In 1957, Gatewood walked the entire Appalachian Trail again, becoming the first person to through-hike it twice. This time it took her 147 days. The Athens Messenger reported that when she finished her second Appalachian trek, she complained that she might be getting too old to hike. “There were places where I had to pull myself over sheer rocks and I'm afraid I’ll get to the age where I won't be able to do that anymore.” Newspapers dubbed Gatewood the “Queen of the Forest,” and she was invited to speak at school assemblies and sportsmen's clubs.
Once Gatewood caught the hiking bug, she could not stop and began hitting trails across the United States. In the late 1950s, she hiked the 132-mile Baker Trail in Pennsylvania and climbed several mountains in the Adirondacks. In 1959, she tackled the Oregon Trail, walking 2,000 miles in 95 days from Independence, Missouri, to Portland, Oregon, following the route taken by early pioneers headed for a better life in the West. Her walk was intended to commemorate Oregon's centennial celebration. In 1964, Gatewood completed her third hike across the Appalachian Trail. This time, however, she hiked it in sections over the course of several years. In the 1960s, she hiked the Horse-Shoe Trail in Pennsylvania and also hiked to the top of Mount Greylock, the highest point in Massachusetts.

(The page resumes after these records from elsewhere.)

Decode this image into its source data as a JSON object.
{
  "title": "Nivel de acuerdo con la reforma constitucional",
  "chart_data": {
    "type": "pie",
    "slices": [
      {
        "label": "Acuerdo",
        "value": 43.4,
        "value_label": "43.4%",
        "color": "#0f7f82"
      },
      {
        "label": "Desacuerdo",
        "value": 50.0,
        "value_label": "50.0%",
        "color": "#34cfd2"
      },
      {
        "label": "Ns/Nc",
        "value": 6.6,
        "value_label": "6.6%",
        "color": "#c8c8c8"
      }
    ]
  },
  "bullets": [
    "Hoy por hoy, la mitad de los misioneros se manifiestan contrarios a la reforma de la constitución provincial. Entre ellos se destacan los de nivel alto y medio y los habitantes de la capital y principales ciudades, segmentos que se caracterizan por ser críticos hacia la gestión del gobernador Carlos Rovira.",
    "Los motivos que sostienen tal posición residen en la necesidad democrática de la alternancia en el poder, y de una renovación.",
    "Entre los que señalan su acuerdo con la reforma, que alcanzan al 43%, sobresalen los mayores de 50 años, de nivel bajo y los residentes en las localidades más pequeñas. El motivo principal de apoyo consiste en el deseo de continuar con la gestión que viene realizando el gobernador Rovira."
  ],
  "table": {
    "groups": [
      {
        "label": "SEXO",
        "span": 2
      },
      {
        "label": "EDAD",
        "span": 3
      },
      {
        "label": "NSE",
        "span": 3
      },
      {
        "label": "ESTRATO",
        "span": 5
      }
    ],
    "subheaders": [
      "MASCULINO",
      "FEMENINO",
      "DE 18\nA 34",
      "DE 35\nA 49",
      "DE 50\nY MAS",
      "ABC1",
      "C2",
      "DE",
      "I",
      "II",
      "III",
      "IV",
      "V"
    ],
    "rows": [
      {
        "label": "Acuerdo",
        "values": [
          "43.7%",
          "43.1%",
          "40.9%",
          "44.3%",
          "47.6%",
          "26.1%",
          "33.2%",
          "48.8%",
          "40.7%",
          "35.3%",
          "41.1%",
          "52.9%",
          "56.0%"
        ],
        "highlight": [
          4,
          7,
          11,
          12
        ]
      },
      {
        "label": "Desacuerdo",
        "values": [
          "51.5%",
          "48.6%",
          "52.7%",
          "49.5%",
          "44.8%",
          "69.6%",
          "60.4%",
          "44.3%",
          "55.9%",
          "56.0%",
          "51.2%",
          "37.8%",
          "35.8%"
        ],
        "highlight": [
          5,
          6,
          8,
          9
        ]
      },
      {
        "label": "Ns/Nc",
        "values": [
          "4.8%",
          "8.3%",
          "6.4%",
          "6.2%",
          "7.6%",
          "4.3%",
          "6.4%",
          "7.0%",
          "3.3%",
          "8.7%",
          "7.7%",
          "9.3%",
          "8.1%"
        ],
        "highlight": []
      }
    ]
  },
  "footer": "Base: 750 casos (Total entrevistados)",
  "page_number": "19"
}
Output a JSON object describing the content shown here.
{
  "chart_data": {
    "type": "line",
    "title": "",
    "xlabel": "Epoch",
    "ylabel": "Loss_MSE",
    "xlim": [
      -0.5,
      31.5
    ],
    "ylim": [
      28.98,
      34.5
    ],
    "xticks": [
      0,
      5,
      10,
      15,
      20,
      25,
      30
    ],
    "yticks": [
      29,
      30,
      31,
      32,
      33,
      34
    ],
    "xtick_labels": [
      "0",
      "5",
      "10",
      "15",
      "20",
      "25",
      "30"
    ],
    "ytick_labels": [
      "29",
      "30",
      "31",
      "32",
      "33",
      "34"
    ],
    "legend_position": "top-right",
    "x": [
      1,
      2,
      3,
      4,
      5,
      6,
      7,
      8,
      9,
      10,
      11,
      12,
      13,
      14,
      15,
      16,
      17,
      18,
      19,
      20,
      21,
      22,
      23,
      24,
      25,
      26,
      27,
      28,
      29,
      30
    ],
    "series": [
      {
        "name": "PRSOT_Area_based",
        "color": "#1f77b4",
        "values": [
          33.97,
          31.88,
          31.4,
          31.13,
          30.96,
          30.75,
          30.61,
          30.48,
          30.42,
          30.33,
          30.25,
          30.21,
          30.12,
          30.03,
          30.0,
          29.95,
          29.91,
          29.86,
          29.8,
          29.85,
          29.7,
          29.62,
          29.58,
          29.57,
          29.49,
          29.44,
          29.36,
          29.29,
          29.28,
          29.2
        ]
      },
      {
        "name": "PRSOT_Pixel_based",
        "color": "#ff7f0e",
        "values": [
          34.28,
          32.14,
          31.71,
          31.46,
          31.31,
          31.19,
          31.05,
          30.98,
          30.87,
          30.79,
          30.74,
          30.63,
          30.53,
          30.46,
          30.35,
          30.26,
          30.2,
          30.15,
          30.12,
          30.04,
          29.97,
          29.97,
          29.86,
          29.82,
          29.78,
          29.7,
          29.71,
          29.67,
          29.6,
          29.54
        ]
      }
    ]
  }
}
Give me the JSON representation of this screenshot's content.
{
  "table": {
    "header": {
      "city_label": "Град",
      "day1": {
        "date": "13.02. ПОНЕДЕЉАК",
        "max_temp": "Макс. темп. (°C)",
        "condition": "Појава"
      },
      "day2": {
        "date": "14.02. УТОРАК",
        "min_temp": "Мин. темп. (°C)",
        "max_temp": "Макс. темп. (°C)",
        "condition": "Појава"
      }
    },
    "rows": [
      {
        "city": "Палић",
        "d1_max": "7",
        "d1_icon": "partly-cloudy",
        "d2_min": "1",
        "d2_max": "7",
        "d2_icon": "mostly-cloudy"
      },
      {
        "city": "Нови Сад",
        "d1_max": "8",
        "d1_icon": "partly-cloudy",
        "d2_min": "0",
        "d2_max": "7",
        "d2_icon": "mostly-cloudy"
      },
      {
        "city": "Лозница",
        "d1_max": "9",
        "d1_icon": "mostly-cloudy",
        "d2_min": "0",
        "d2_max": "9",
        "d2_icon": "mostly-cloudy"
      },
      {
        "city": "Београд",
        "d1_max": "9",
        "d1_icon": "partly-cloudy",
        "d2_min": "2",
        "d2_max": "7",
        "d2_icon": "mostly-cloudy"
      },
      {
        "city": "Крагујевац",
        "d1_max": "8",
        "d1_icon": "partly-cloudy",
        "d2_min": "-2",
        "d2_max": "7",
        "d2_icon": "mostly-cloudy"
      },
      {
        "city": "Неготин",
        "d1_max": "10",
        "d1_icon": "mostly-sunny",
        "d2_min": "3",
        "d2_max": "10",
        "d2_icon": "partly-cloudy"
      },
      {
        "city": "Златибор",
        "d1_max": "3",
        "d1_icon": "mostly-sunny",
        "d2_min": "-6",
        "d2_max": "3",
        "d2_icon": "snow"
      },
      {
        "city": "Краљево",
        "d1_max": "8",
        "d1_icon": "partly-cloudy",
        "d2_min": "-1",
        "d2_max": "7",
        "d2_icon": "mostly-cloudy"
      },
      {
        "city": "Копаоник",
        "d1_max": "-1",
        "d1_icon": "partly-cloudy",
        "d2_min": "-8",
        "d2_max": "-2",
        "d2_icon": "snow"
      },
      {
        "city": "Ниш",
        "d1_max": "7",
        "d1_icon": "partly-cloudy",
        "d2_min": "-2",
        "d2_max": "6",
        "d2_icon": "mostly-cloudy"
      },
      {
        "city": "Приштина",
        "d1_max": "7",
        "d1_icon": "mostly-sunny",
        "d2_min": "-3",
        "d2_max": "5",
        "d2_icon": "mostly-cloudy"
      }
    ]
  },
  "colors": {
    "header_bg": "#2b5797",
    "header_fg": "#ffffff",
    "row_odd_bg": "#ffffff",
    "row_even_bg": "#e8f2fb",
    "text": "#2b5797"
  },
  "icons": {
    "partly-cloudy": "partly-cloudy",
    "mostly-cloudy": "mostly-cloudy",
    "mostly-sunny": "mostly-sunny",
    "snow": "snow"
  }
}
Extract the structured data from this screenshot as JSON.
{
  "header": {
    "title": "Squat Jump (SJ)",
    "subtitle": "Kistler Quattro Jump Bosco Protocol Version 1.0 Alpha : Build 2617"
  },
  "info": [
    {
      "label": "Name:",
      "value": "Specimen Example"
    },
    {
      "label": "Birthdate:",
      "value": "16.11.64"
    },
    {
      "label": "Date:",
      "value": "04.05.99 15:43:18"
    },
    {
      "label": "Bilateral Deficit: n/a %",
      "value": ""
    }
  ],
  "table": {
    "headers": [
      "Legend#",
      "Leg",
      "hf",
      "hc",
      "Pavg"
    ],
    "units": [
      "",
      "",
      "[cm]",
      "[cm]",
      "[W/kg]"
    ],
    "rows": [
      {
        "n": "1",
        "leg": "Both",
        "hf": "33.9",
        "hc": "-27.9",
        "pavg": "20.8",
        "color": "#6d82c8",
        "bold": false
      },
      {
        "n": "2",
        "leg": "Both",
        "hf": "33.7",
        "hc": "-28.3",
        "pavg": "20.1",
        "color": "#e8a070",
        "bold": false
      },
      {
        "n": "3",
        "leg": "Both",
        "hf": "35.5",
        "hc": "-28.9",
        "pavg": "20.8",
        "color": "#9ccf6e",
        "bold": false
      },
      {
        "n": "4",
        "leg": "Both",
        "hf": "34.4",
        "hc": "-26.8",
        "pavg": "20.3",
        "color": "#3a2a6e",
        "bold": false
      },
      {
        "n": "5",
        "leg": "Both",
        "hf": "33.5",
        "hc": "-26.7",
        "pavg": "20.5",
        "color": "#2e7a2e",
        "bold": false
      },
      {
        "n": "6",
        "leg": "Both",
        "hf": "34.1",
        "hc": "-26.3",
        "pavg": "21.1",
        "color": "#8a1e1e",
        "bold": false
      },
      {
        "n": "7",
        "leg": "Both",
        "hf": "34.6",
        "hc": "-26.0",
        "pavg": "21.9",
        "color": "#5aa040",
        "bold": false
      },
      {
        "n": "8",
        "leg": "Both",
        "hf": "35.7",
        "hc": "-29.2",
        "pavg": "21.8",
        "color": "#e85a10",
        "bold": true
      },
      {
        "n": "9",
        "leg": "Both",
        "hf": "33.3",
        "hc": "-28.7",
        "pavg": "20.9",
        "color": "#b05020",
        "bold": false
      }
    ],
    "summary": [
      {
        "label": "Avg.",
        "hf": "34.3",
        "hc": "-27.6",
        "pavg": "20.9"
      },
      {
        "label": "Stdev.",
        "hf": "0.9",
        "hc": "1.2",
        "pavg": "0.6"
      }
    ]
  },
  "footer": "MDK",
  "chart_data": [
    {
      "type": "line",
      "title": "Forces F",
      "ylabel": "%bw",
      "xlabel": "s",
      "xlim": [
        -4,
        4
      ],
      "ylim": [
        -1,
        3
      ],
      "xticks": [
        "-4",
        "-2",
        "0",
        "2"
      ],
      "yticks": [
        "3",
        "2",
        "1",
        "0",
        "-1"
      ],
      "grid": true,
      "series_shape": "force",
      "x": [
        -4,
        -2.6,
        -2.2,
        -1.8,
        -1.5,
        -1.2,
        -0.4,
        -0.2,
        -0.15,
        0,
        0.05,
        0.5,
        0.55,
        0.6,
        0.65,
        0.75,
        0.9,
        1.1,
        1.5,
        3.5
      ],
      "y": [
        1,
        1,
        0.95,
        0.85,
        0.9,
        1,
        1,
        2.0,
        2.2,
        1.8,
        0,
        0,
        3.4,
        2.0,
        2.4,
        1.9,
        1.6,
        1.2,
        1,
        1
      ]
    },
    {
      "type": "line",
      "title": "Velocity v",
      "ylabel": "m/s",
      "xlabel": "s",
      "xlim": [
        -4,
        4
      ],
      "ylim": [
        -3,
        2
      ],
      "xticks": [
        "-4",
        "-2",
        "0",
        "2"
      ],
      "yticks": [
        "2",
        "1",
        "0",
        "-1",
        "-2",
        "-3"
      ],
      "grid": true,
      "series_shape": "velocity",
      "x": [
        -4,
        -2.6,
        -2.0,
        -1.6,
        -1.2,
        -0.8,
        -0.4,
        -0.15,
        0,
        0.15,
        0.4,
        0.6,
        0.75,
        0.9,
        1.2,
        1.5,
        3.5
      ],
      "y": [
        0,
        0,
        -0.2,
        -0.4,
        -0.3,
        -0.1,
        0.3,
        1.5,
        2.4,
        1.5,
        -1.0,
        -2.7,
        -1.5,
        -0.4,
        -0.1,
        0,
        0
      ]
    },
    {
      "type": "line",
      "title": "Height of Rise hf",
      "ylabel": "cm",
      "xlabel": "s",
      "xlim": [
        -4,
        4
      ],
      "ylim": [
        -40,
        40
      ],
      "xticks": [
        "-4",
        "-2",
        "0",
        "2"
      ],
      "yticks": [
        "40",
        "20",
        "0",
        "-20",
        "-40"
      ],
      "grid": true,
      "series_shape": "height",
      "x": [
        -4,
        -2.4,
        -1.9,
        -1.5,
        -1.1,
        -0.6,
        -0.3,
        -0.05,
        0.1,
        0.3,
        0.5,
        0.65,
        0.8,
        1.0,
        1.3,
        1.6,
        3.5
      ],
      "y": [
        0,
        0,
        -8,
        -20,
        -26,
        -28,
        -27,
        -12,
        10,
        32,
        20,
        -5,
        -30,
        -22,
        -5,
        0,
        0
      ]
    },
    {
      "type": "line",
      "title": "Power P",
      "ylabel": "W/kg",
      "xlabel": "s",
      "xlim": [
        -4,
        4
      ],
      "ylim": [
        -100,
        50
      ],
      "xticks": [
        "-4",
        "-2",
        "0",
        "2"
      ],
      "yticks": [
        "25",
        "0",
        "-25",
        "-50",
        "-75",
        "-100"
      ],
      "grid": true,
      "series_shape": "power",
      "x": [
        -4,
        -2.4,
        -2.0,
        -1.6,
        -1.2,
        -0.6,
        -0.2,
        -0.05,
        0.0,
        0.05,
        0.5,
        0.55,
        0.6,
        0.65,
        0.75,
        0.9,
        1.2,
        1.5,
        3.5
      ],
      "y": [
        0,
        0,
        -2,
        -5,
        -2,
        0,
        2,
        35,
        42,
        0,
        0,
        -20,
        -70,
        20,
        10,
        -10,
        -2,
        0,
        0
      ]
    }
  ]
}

Gatewood was a founding member of the Buckeye Trail Association (BTA) in her home state of Ohio. The BTA was founded with the intention of creating a crossstate trail that would loop around Ohio. The first 20 miles were dedicated in 1959 with Gatewood in attendance. During the 1960s, she helped to clear pathways to extend the trail. Over the next 20 years, the Buckeye trail grew to 1,444 miles. One section—through Hocking Hills State Park—is named in honor of Gatewood.
Gatewood died June 4, 1973, in Gallipolis, Ohio. She left behind 24 grandchildren and 30 great-grandchildren. She was buried at the Ohio Valley Memorial Gardens in Gallia County with a headstone that read: “Emma R. Gatewood—Grandma.” In 2016, the city of Cheshire, Ohio, dedicated a historical marker in her honor that included a reprint of one of Gatewood's poems, titled “The Rewards of Nature.” Overcoming much in her life, she also inspired generations of new hikers to find the rewards nature had to offer.
Montgomery, Ben, Grandma Gatewood's Walk, Chicago Review Press, 2014.
Athens Messenger (Athens, OH), September 17, 1957; June 5, 1973.
Sports Illustrated, August 15, 1955.
Washington Record-Herald (Washington Heights, OH), February 5, 1963.